Auto healing infrastructure allows scalability, predictability and automated recovery. This is the story of how we created an auto healing Foreman Smart Proxy with Packer, Terraform & Ansible on AWS.
Why?
Why not? Defining all our infrastructure in code means we can recover from problems quickly and efficiently, not to mention the other benefits of that.
- All of our other cloud applications and infrastructure are auto scaled and AMI’s are rebuilt and redeployed every 21 days, everything from NTP & DNS servers to Splunk clusters and all the Applications & Servers they are there to support are built using this process. We don’t want to differentiate from the standard.
- No upgrades! We just re-build on the newer version.

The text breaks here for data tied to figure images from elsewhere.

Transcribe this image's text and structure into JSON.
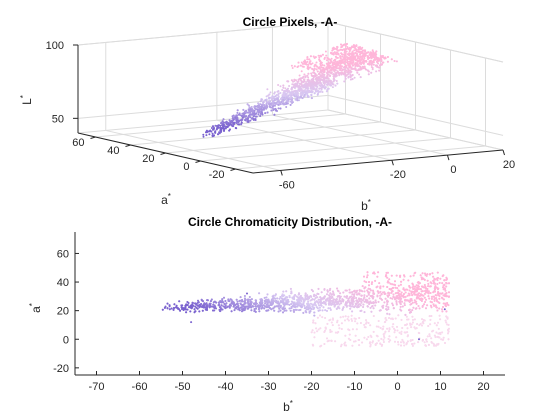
{
  "chart_data": [
    {
      "type": "scatter3d",
      "title": "Circle Pixels, -A-",
      "xlabel": "b",
      "ylabel": "a",
      "zlabel": "L",
      "label_superscript": "*",
      "xlim": [
        -70,
        20
      ],
      "ylim": [
        -30,
        70
      ],
      "zlim": [
        40,
        100
      ],
      "xticks": [
        -60,
        -20,
        0,
        20
      ],
      "xtick_labels": [
        "-60",
        "-20",
        "0",
        "20"
      ],
      "yticks": [
        -20,
        0,
        20,
        40,
        60
      ],
      "ytick_labels": [
        "-20",
        "0",
        "20",
        "40",
        "60"
      ],
      "zticks": [
        50,
        100
      ],
      "ztick_labels": [
        "50",
        "100"
      ],
      "grid": true,
      "colors": {
        "pink": "#ffb6d9",
        "lavender": "#d8c8f2",
        "purple": "#7a62cf",
        "pale": "#f5e8f5",
        "grid": "#dcdcdc",
        "axis": "#262626"
      },
      "series": [
        {
          "marker": "dot",
          "color_gradient": [
            "#ffb6d9",
            "#d8c8f2",
            "#7a62cf"
          ],
          "cluster": {
            "b_range": [
              -55,
              12
            ],
            "a_range": [
              -5,
              48
            ],
            "L_range": [
              47,
              97
            ],
            "points": [
              {
                "b": 8,
                "a": 45,
                "L": 96
              },
              {
                "b": 0,
                "a": 40,
                "L": 93
              },
              {
                "b": -10,
                "a": 30,
                "L": 85
              },
              {
                "b": -20,
                "a": 26,
                "L": 78
              },
              {
                "b": -30,
                "a": 24,
                "L": 70
              },
              {
                "b": -40,
                "a": 22,
                "L": 60
              },
              {
                "b": -50,
                "a": 21,
                "L": 52
              }
            ]
          }
        }
      ]
    },
    {
      "type": "scatter",
      "title": "Circle Chromaticity Distribution, -A-",
      "xlabel": "b",
      "ylabel": "a",
      "label_superscript": "*",
      "xlim": [
        -75,
        25
      ],
      "ylim": [
        -25,
        75
      ],
      "xticks": [
        -70,
        -60,
        -50,
        -40,
        -30,
        -20,
        -10,
        0,
        10,
        20
      ],
      "xtick_labels": [
        "-70",
        "-60",
        "-50",
        "-40",
        "-30",
        "-20",
        "-10",
        "0",
        "10",
        "20"
      ],
      "yticks": [
        -20,
        0,
        20,
        40,
        60
      ],
      "ytick_labels": [
        "-20",
        "0",
        "20",
        "40",
        "60"
      ],
      "grid": false,
      "colors": {
        "pink": "#ffb6d9",
        "lavender": "#d8c8f2",
        "purple": "#7a62cf",
        "pale": "#f5e8f5",
        "axis": "#262626"
      },
      "series": [
        {
          "marker": "dot",
          "color_gradient": [
            "#ffb6d9",
            "#d8c8f2",
            "#7a62cf"
          ],
          "cluster": {
            "b_range": [
              -55,
              12
            ],
            "a_range": [
              -6,
              48
            ],
            "points": [
              {
                "b": -53,
                "a": 23
              },
              {
                "b": -45,
                "a": 24
              },
              {
                "b": -40,
                "a": 25
              },
              {
                "b": -30,
                "a": 27
              },
              {
                "b": -20,
                "a": 28
              },
              {
                "b": -10,
                "a": 30
              },
              {
                "b": -5,
                "a": 35
              },
              {
                "b": 0,
                "a": 45
              },
              {
                "b": 2,
                "a": 47
              },
              {
                "b": -2,
                "a": 0
              },
              {
                "b": 5,
                "a": 20
              },
              {
                "b": 11,
                "a": 21
              },
              {
                "b": -40,
                "a": 12
              },
              {
                "b": -25,
                "a": 10
              }
            ]
          }
        }
      ]
    }
  ]
}
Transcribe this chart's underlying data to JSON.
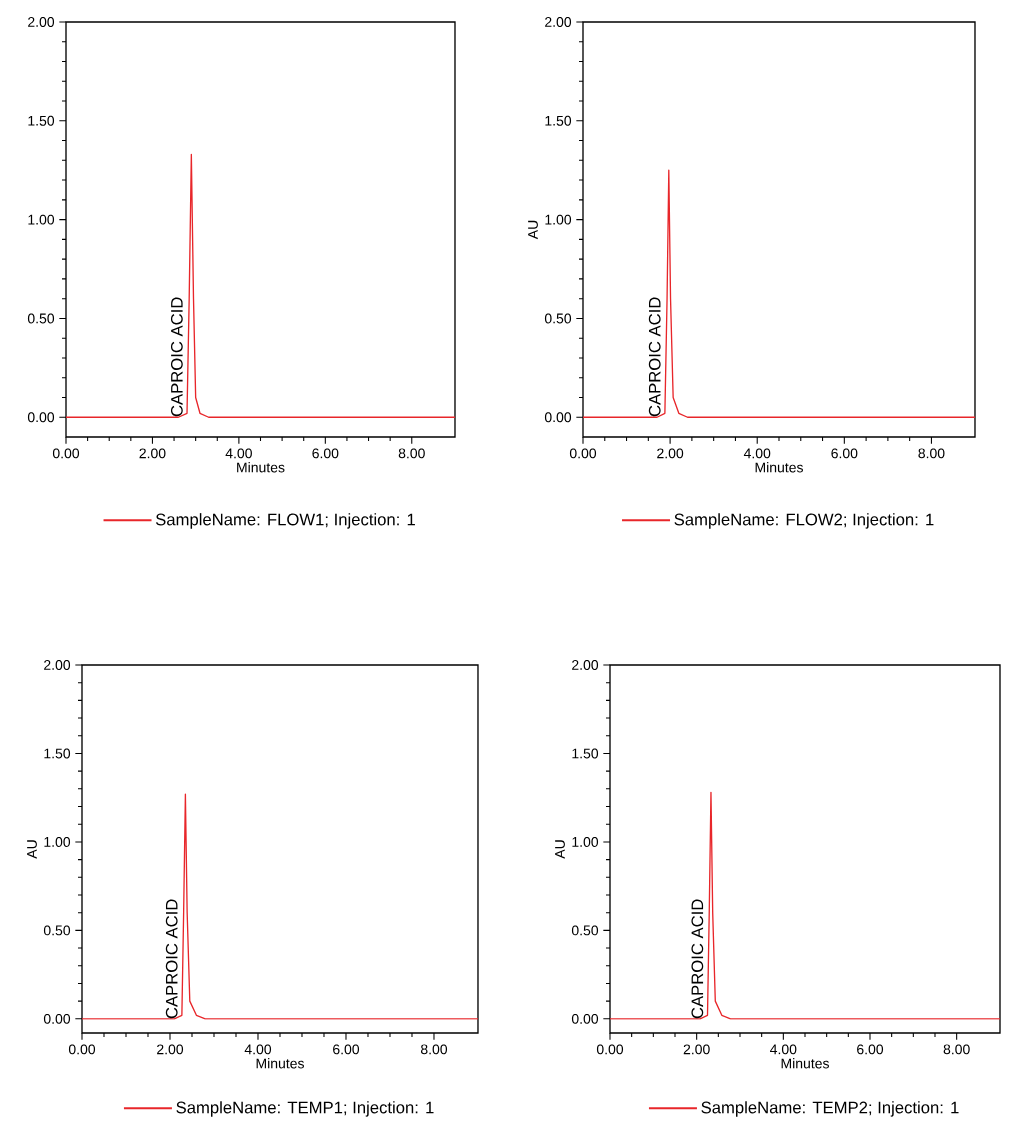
{
  "chart_data": [
    {
      "type": "line",
      "xlabel": "Minutes",
      "x": [
        0,
        2.6,
        2.8,
        2.85,
        2.9,
        2.95,
        3.0,
        3.1,
        3.3,
        9
      ],
      "series": [
        {
          "name": "SampleName: FLOW1; Injection: 1",
          "color": "#e8262a",
          "values": [
            0,
            0,
            0.02,
            0.6,
            1.33,
            0.6,
            0.1,
            0.02,
            0,
            0
          ]
        }
      ],
      "xlim": [
        0,
        9
      ],
      "ylim": [
        -0.1,
        2
      ],
      "xticks": [
        {
          "value": 0,
          "label": "0.00"
        },
        {
          "value": 2,
          "label": "2.00"
        },
        {
          "value": 4,
          "label": "4.00"
        },
        {
          "value": 6,
          "label": "6.00"
        },
        {
          "value": 8,
          "label": "8.00"
        }
      ],
      "yticks": [
        {
          "value": 0,
          "label": "0.00"
        },
        {
          "value": 0.5,
          "label": "0.50"
        },
        {
          "value": 1,
          "label": "1.00"
        },
        {
          "value": 1.5,
          "label": "1.50"
        },
        {
          "value": 2,
          "label": "2.00"
        }
      ],
      "annotations": [
        {
          "text": "CAPROIC ACID",
          "x": 2.8,
          "y": 0.02
        }
      ],
      "legend": "bottom",
      "marker": "none",
      "line_style": "solid"
    },
    {
      "type": "line",
      "xlabel": "Minutes",
      "ylabel": "AU",
      "x": [
        0,
        1.7,
        1.88,
        1.93,
        1.97,
        2.01,
        2.07,
        2.2,
        2.4,
        9
      ],
      "series": [
        {
          "name": "SampleName: FLOW2; Injection: 1",
          "color": "#e8262a",
          "values": [
            0,
            0,
            0.02,
            0.6,
            1.25,
            0.6,
            0.1,
            0.02,
            0,
            0
          ]
        }
      ],
      "xlim": [
        0,
        9
      ],
      "ylim": [
        -0.1,
        2
      ],
      "xticks": [
        {
          "value": 0,
          "label": "0.00"
        },
        {
          "value": 2,
          "label": "2.00"
        },
        {
          "value": 4,
          "label": "4.00"
        },
        {
          "value": 6,
          "label": "6.00"
        },
        {
          "value": 8,
          "label": "8.00"
        }
      ],
      "yticks": [
        {
          "value": 0,
          "label": "0.00"
        },
        {
          "value": 0.5,
          "label": "0.50"
        },
        {
          "value": 1,
          "label": "1.00"
        },
        {
          "value": 1.5,
          "label": "1.50"
        },
        {
          "value": 2,
          "label": "2.00"
        }
      ],
      "annotations": [
        {
          "text": "CAPROIC ACID",
          "x": 1.88,
          "y": 0.02
        }
      ],
      "legend": "bottom",
      "marker": "none",
      "line_style": "solid"
    },
    {
      "type": "line",
      "xlabel": "Minutes",
      "ylabel": "AU",
      "x": [
        0,
        2.1,
        2.27,
        2.31,
        2.35,
        2.39,
        2.45,
        2.6,
        2.8,
        9
      ],
      "series": [
        {
          "name": "SampleName: TEMP1; Injection: 1",
          "color": "#e8262a",
          "values": [
            0,
            0,
            0.02,
            0.6,
            1.27,
            0.6,
            0.1,
            0.02,
            0,
            0
          ]
        }
      ],
      "xlim": [
        0,
        9
      ],
      "ylim": [
        -0.08,
        2
      ],
      "xticks": [
        {
          "value": 0,
          "label": "0.00"
        },
        {
          "value": 2,
          "label": "2.00"
        },
        {
          "value": 4,
          "label": "4.00"
        },
        {
          "value": 6,
          "label": "6.00"
        },
        {
          "value": 8,
          "label": "8.00"
        }
      ],
      "yticks": [
        {
          "value": 0,
          "label": "0.00"
        },
        {
          "value": 0.5,
          "label": "0.50"
        },
        {
          "value": 1,
          "label": "1.00"
        },
        {
          "value": 1.5,
          "label": "1.50"
        },
        {
          "value": 2,
          "label": "2.00"
        }
      ],
      "annotations": [
        {
          "text": "CAPROIC ACID",
          "x": 2.27,
          "y": 0.02
        }
      ],
      "legend": "bottom",
      "marker": "none",
      "line_style": "solid"
    },
    {
      "type": "line",
      "xlabel": "Minutes",
      "ylabel": "AU",
      "x": [
        0,
        2.08,
        2.25,
        2.29,
        2.33,
        2.37,
        2.43,
        2.58,
        2.78,
        9
      ],
      "series": [
        {
          "name": "SampleName: TEMP2; Injection: 1",
          "color": "#e8262a",
          "values": [
            0,
            0,
            0.02,
            0.6,
            1.28,
            0.6,
            0.1,
            0.02,
            0,
            0
          ]
        }
      ],
      "xlim": [
        0,
        9
      ],
      "ylim": [
        -0.08,
        2
      ],
      "xticks": [
        {
          "value": 0,
          "label": "0.00"
        },
        {
          "value": 2,
          "label": "2.00"
        },
        {
          "value": 4,
          "label": "4.00"
        },
        {
          "value": 6,
          "label": "6.00"
        },
        {
          "value": 8,
          "label": "8.00"
        }
      ],
      "yticks": [
        {
          "value": 0,
          "label": "0.00"
        },
        {
          "value": 0.5,
          "label": "0.50"
        },
        {
          "value": 1,
          "label": "1.00"
        },
        {
          "value": 1.5,
          "label": "1.50"
        },
        {
          "value": 2,
          "label": "2.00"
        }
      ],
      "annotations": [
        {
          "text": "CAPROIC ACID",
          "x": 2.25,
          "y": 0.02
        }
      ],
      "legend": "bottom",
      "marker": "none",
      "line_style": "solid"
    }
  ]
}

- No sessions! Disabling all user access, SSH & console, to our boxes allows simple deployment to cloud providers in our secure environment.
The process
NOTE: We use Katello, so this guide uses Content Smart Proxies, a similar (probably simpler) process could also work for Foreman’s Smart Proxies.
Base AMI
We start with a Base AMI, this is a custom AMI that we produce based off the official AWS one, it includes custom configuration for hardening, NTP, DNS configuration & more, just basic stuff we want on every machine we deploy. You could replace this with one from the AWS Marketplace if you wanted to. Using Packer we took this base AMI to create a new “foreman-proxy” AMI. This just installs all the packages we need to run foreman-proxy, unregisters from the Katello server & SSH disabled, using the Shell Provisioner. None of our instances on AWS have SSH enabled or yum repos configured when running.
<SNIP>
"provisioners": [
{
"type": "shell",
"inline": [
"sudo sed -i 's/console=ttyS0,115200n8 console=tty0/console=tty0 console=ttyS0,115200n8/' /etc/default/grub",
"sudo grub2-mkconfig -o /boot/grub2/grub.cfg",
"sudo yum install http://katello.example.com/pub/katello-ca-consumer-latest.noarch.rpm",
"sudo subscription-manager register --org=\"My-Org\" --activationkey=\"foreman-proxy\"",
"sudo yum install -y katello-agent",
"sudo yum install -y foreman-proxy-content",
"sudo yum install -y squid",
"sudo yum install -y katello-certs-tools",
"sudo yum install -y katello-debug",
"sudo yum install -y qpid-dispatch-router",
"sudo yum install -y mongodb-server",
"sudo yum install -y pulp-rpm-plugins",
"sudo yum install -y pulp-server",
"sudo yum install -y pulp-docker-plugins",
"sudo yum install -y pulp-selinux",
"sudo yum install -y python-pulp-streamer",
"sudo yum install -y python-gofer-qpid",
"sudo yum install -y ca-certificates",
"sudo yum install -y mailcap",
"sudo yum install -y python-qpid",
"sudo yum install -y python-qpid-qmf",
"sudo yum install -y qpid-cpp-client",
"sudo yum install -y python-crane",
"sudo yum install -y puppet-server",
"sudo yum install -y foreman-proxy",
"sudo yum install -y qpid-tools",
"sudo yum install -y rubygem-apipie-bindings",
"sudo yum install -y qpid-cpp-server-linearstore",
"sudo yum install -y httpd",
"sudo yum install -y mod_passenger",
"sudo yum install -y mod_wsgi",
"sudo yum install -y mod_xsendfile",
"sudo yum install -y mod_ssl",
"sudo yum install -y pulp-puppet-plugins",
"sudo yum install -y mongodb",
"sudo yum install -y puppet",
"sudo yum install -y katello-client-bootstrap",
"sudo yum install -y qpid-cpp-server",
"sudo yum install -y rubygem-json",
"sudo yum install -y rubygem-smart_proxy_pulp",
"sudo systemctl mask sshd; sudo systemctl disable sshd; sudo systemctl stop sshd"
]
}
],
<SNIP>
We couldn’t just do a single long yum command, which would be more efficient, because yum install -y httpd fake-package
would give a 0 exit code, resulting in a silent failure.
Terraform, the juicy part
The automated rebuild process uses a randomly assigned hostname, we needed to setup an Elastic Load Balancer attached to an auto scaling group of 1 so we can rebuild without registering to the Katello Server as a new Smart Proxy. Here’s how the whole process worked end-to-end:
- A security group allowing ports required for the Smart Proxy Content.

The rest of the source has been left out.